I have been watching films from the Amsterdam Documentary Festival online, it is a heavy and varied diet; they are all very different, with so many languages and so many subtitles, some of the latter illegible on the small screen.
The best film so far was Iranian, with a voiceover so clear that I actually understood some of it, as well as little snatches of French. It was called Radiograph of a Family, directed by Firouzeh Khosrovani, and it is the story of her parents’ marriage, told with family photos and extracts from films, some documentary, some home movies. Her father was a radiographer who worked in Switzerland and would have liked to stay there, but returned to Tehran for the sake of her mother who, once she was home, became more and more pious, even fanatic. Khosrovani tells their story without taking sides, returning over and over again to changing images of a house to indicate the different stages of the lives of these two very different people. She avoids describing clashes between them; she just tells how they lived, how she grew up, and how what was going on in Iran in that time affected them. Actors voice the parents, and the father’s voice saying her name is so tender that you wish you were called Firouzeh too; ‘I never understood the words of my mother’s prayers,’ Khosrovani says, and at the end of the film her mother reads – without subtitles – from the Qur’an.

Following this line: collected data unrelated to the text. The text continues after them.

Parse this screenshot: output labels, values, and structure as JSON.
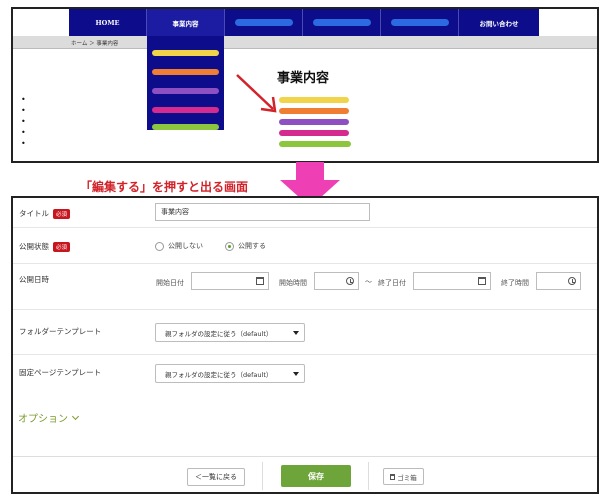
{
  "preview": {
    "nav": {
      "home": "HOME",
      "business": "事業内容",
      "contact": "お問い合わせ"
    },
    "breadcrumb": "ホーム ＞ 事業内容",
    "title": "事業内容",
    "dropdown_colors": [
      "#f2d44a",
      "#f07d34",
      "#8e4fc2",
      "#d52a8e",
      "#8cc63e"
    ],
    "content_colors": [
      "#f2d44a",
      "#f07d34",
      "#8e4fc2",
      "#d52a8e",
      "#8cc63e"
    ],
    "nav_pill_color": "#2b6ae0",
    "nav_bg": "#0d0d8c"
  },
  "caption": "「編集する」を押すと出る画面",
  "form": {
    "title_label": "タイトル",
    "required_badge": "必須",
    "title_value": "事業内容",
    "status_label": "公開状態",
    "status_options": [
      "公開しない",
      "公開する"
    ],
    "status_selected": "公開する",
    "datetime_label": "公開日時",
    "start_date": "開始日付",
    "start_time": "開始時間",
    "tilde": "〜",
    "end_date": "終了日付",
    "end_time": "終了時間",
    "folder_template_label": "フォルダーテンプレート",
    "folder_template_value": "親フォルダの設定に従う（default）",
    "page_template_label": "固定ページテンプレート",
    "page_template_value": "親フォルダの設定に従う（default）",
    "options_label": "オプション",
    "back_button": "＜一覧に戻る",
    "save_button": "保存",
    "trash_button": "ゴミ箱",
    "accent": "#6da53a",
    "required_color": "#c7161d"
  }
}
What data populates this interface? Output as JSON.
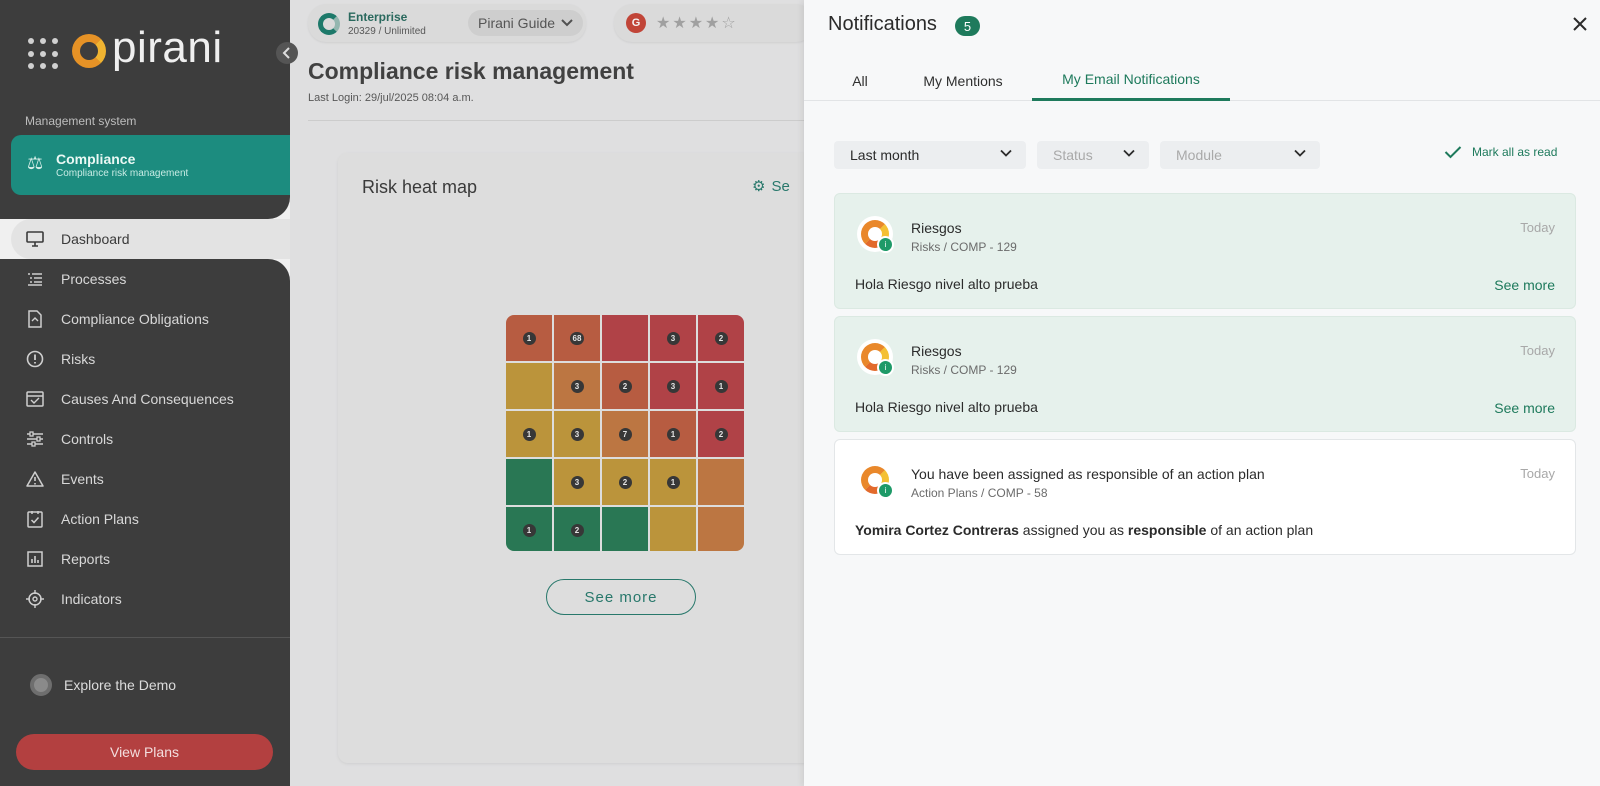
{
  "sidebar": {
    "logo_text": "pirani",
    "system_label": "Management system",
    "module": {
      "title": "Compliance",
      "subtitle": "Compliance risk management"
    },
    "items": [
      {
        "label": "Dashboard",
        "icon": "monitor-icon",
        "active": true
      },
      {
        "label": "Processes",
        "icon": "list-icon"
      },
      {
        "label": "Compliance Obligations",
        "icon": "document-icon"
      },
      {
        "label": "Risks",
        "icon": "alert-circle-icon"
      },
      {
        "label": "Causes And Consequences",
        "icon": "layers-icon"
      },
      {
        "label": "Controls",
        "icon": "sliders-icon"
      },
      {
        "label": "Events",
        "icon": "warning-triangle-icon"
      },
      {
        "label": "Action Plans",
        "icon": "checklist-icon"
      },
      {
        "label": "Reports",
        "icon": "bar-chart-icon"
      },
      {
        "label": "Indicators",
        "icon": "crosshair-icon"
      }
    ],
    "explore_label": "Explore the Demo",
    "view_plans_label": "View Plans"
  },
  "topbar": {
    "plan_name": "Enterprise",
    "plan_quota": "20329 / Unlimited",
    "guide_label": "Pirani Guide",
    "rating_badge": "G",
    "stars": "★★★★☆"
  },
  "page": {
    "title": "Compliance risk management",
    "last_login": "Last Login: 29/jul/2025 08:04 a.m."
  },
  "heatmap_card": {
    "title": "Risk heat map",
    "settings_label": "Se",
    "see_more_label": "See more",
    "rows": [
      [
        {
          "c": "ored",
          "v": "1"
        },
        {
          "c": "ored",
          "v": "68"
        },
        {
          "c": "red",
          "v": ""
        },
        {
          "c": "red",
          "v": "3"
        },
        {
          "c": "red",
          "v": "2"
        }
      ],
      [
        {
          "c": "yellow",
          "v": ""
        },
        {
          "c": "orange",
          "v": "3"
        },
        {
          "c": "ored",
          "v": "2"
        },
        {
          "c": "red",
          "v": "3"
        },
        {
          "c": "red",
          "v": "1"
        }
      ],
      [
        {
          "c": "yellow",
          "v": "1"
        },
        {
          "c": "yellow",
          "v": "3"
        },
        {
          "c": "orange",
          "v": "7"
        },
        {
          "c": "ored",
          "v": "1"
        },
        {
          "c": "red",
          "v": "2"
        }
      ],
      [
        {
          "c": "green",
          "v": ""
        },
        {
          "c": "yellow",
          "v": "3"
        },
        {
          "c": "yellow",
          "v": "2"
        },
        {
          "c": "yellow",
          "v": "1"
        },
        {
          "c": "orange",
          "v": ""
        }
      ],
      [
        {
          "c": "green",
          "v": "1"
        },
        {
          "c": "green",
          "v": "2"
        },
        {
          "c": "green",
          "v": ""
        },
        {
          "c": "yellow",
          "v": ""
        },
        {
          "c": "orange",
          "v": ""
        }
      ]
    ]
  },
  "notifications": {
    "title": "Notifications",
    "count": "5",
    "tabs": [
      {
        "label": "All"
      },
      {
        "label": "My Mentions"
      },
      {
        "label": "My Email Notifications",
        "active": true
      }
    ],
    "filters": {
      "period": "Last month",
      "status_placeholder": "Status",
      "module_placeholder": "Module",
      "mark_all_label": "Mark all as read"
    },
    "items": [
      {
        "title": "Riesgos",
        "path_module": "Risks",
        "path_code": "COMP - 129",
        "time": "Today",
        "body": "Hola Riesgo nivel alto prueba",
        "see_more": "See more",
        "unread": true
      },
      {
        "title": "Riesgos",
        "path_module": "Risks",
        "path_code": "COMP - 129",
        "time": "Today",
        "body": "Hola Riesgo nivel alto prueba",
        "see_more": "See more",
        "unread": true
      },
      {
        "title": "You have been assigned as responsible of an action plan",
        "path_module": "Action Plans",
        "path_code": "COMP - 58",
        "time": "Today",
        "body_actor": "Yomira Cortez Contreras",
        "body_mid": " assigned you as ",
        "body_role": "responsible",
        "body_end": " of an action plan",
        "unread": false
      }
    ]
  },
  "colors": {
    "accent": "#1e7a5c",
    "sidebar_bg": "#3d3d3d",
    "module_bg": "#1c8c7f",
    "view_plans_bg": "#b34040"
  }
}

Another good film was Le temps perdu, about the Proust book club in Buenos Aires: mostly older people, sitting in a café, silently watched over by a waiter, who have been reading Proust for 17 years. When they finish they start again. One man had read it four times, he also, suitably considering the theme, said this at least four times. They read the text in Spanish, there were English subtitles, and my fruitless attempts to reconstitute the the French text beneath the Spanish made it sometimes hard to follow (one of the characters being referred to as Albertina was also a little estranging). But the film had a kind of intimacy, as if one were looking into these people’s lives, which made it quite fascinating.
It was also inspiring; there is something about Proust makes one want to read him again, or perhaps just never stop reading him, and a lockdown winter seems to me the ideal occasion, this time skipping the dullest bits (as one of the readers said, ‘Proust can be very boring.’). I have tried it before and read the first parts several times, so I started now with A l’ombre des jeunes filles en fleurs, and read myself straight into a tiny bit of lost time.
It was the voice of an old friend, dead for many years, who also, on retirement, reread Proust. He spoke excellent French and, having lived in Cairo, could also imitate the Egyptian accent in French; whenever I hear such an accent I hear him explaining that one had to use the word ‘vraiment’ a lot, as in ‘vraiment très souvent’. But what he said now, as clearly as if he had been in the room with me, was, ‘Vous avez un chef de tout premier ordre, madame.’ Words from dinner parties, long ago: he was quoting M. de Norpois, the diplomat, whose every long-winded pronouncement the narrator’s parents believe. Having been a diplomat himself he particularly appreciated M. de Norpois; I had remembered that, but I had forgotten these words. He spoke them, as I read them, with a characteristic laugh in his voice, partly delight in the absurdity of the character, partly pleasure in saying exactly the right thing to one’s hostess. There are other sounds from the past I would like to hear again, but this one will do very well for the moment.